EJS: The idea of detail and the landscape of the garment or the landscape of the body is perhaps most dramatically manifested in your series depicting skin in extreme close ups views. This is where you come closest to pure abstraction…except it’s not abstract at all. There’s a very specific physicality there. Could you talk about physicality and abstraction in your work?

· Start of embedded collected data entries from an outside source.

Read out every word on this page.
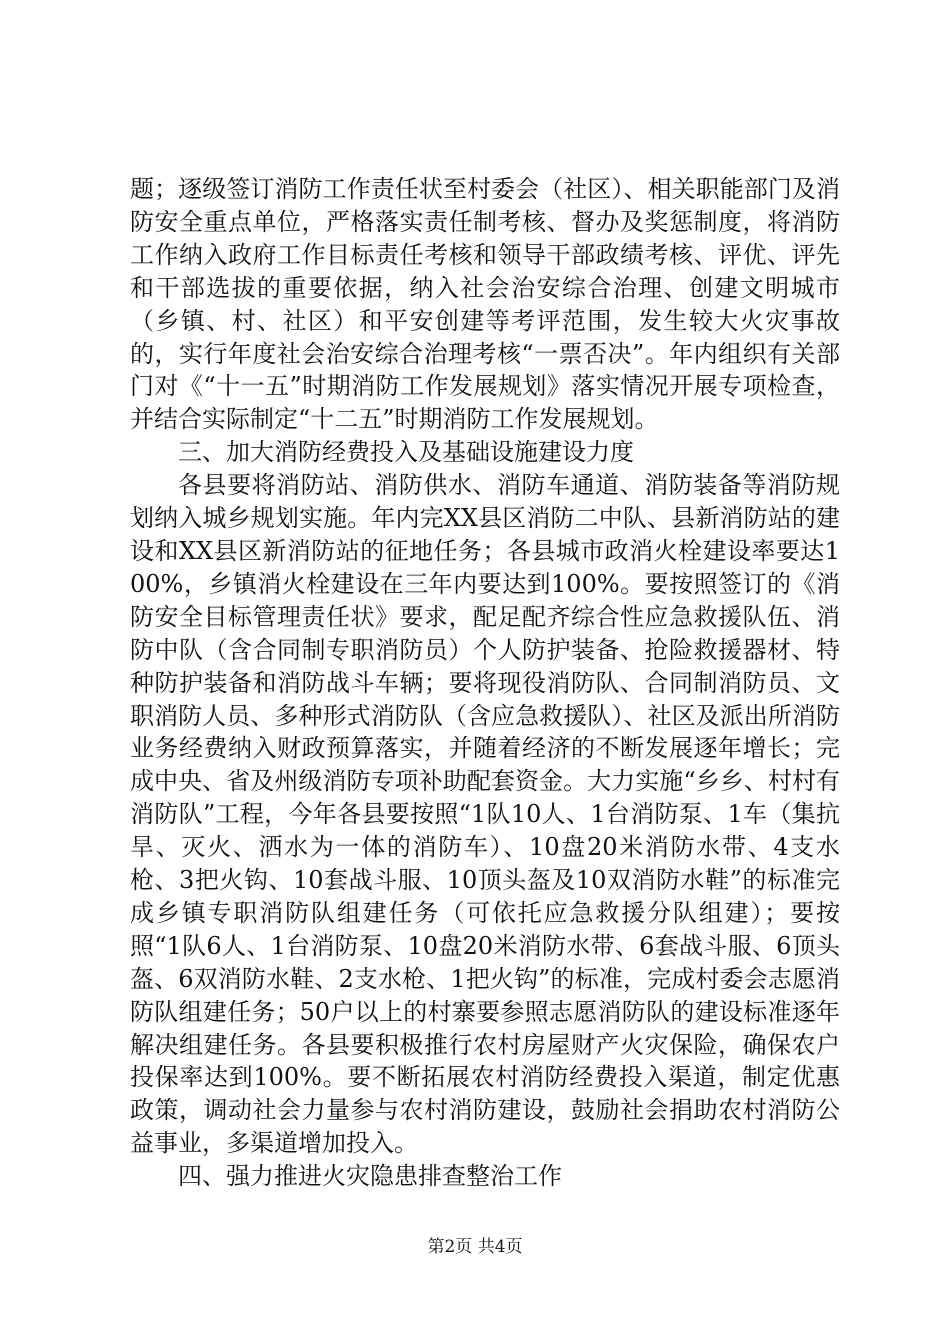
题；逐级签订消防工作责任状至村委会（社区）、相关职能部门及消防安全重点单位，严格落实责任制考核、督办及奖惩制度，将消防工作纳入政府工作目标责任考核和领导干部政绩考核、评优、评先和干部选拔的重要依据，纳入社会治安综合治理、创建文明城市（乡镇、村、社区）和平安创建等考评范围，发生较大火灾事故的，实行年度社会治安综合治理考核“一票否决”。年内组织有关部门对《“十一五”时期消防工作发展规划》落实情况开展专项检查，并结合实际制定“十二五”时期消防工作发展规划。

三、加大消防经费投入及基础设施建设力度

各县要将消防站、消防供水、消防车通道、消防装备等消防规划纳入城乡规划实施。年内完XX县区消防二中队、县新消防站的建设和XX县区新消防站的征地任务；各县城市政消火栓建设率要达100%，乡镇消火栓建设在三年内要达到100%。要按照签订的《消防安全目标管理责任状》要求，配足配齐综合性应急救援队伍、消防中队（含合同制专职消防员）个人防护装备、抢险救援器材、特种防护装备和消防战斗车辆；要将现役消防队、合同制消防员、文职消防人员、多种形式消防队（含应急救援队）、社区及派出所消防业务经费纳入财政预算落实，并随着经济的不断发展逐年增长；完成中央、省及州级消防专项补助配套资金。大力实施“乡乡、村村有消防队”工程，今年各县要按照“1队10人、1台消防泵、1车（集抗旱、灭火、洒水为一体的消防车）、10盘20米消防水带、4支水枪、3把火钩、10套战斗服、10顶头盔及10双消防水鞋”的标准完成乡镇专职消防队组建任务（可依托应急救援分队组建）；要按照“1队6人、1台消防泵、10盘20米消防水带、6套战斗服、6顶头盔、6双消防水鞋、2支水枪、1把火钩”的标准，完成村委会志愿消防队组建任务；50户以上的村寨要参照志愿消防队的建设标准逐年解决组建任务。各县要积极推行农村房屋财产火灾保险，确保农户投保率达到100%。要不断拓展农村消防经费投入渠道，制定优惠政策，调动社会力量参与农村消防建设，鼓励社会捐助农村消防公益事业，多渠道增加投入。

四、强力推进火灾隐患排查整治工作

第2页 共4页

MdlT: During 2003, I collaborated with Toluca Editions, Paris to work alongside José Manuel Prieto, Cuban writer and Pierre Charpin, French designer to create Troubles de la Vue ("Vision Problems"), my first limited edition artist book. "Bleus," a project that draws its emotional and photographic force from the use of extreme close-up images, in which it is difficult at first to distinguish what is being framed. It is only through the title of the series, Bleus (bruises in French), that the small-format photographs are recognized to be of contusions on my skin. In Bleus an inversion of representation is carried out. The trace of pain is transformed by photography into a sensual and subtly colorful landscape, which creates tensions between the familiar and the unexpected, between violence and biting poetry, when appearances tend to deceive. The book was presented during the Paris Photo Fair in Paris and has since received great interest.
EJS: What are some of the points you think are most important for the public to think about or to meditate on when looking at your work?
MdlT: Depending upon which project, I believe there’s a common thread that runs throughout my work along the almost twenty years, as an artist. The idea of the trace, de-codification, the marginal and the comprehension of a dark side within all of us. These are, of course, very abstract terms. I would hope that each project would just trigger thoughts of a very personal nature in the viewer, thoughts about their existence, purpose and significance, and why we are doing what we do.
EJS: That’s a perfect ending to our conversation. Thank you.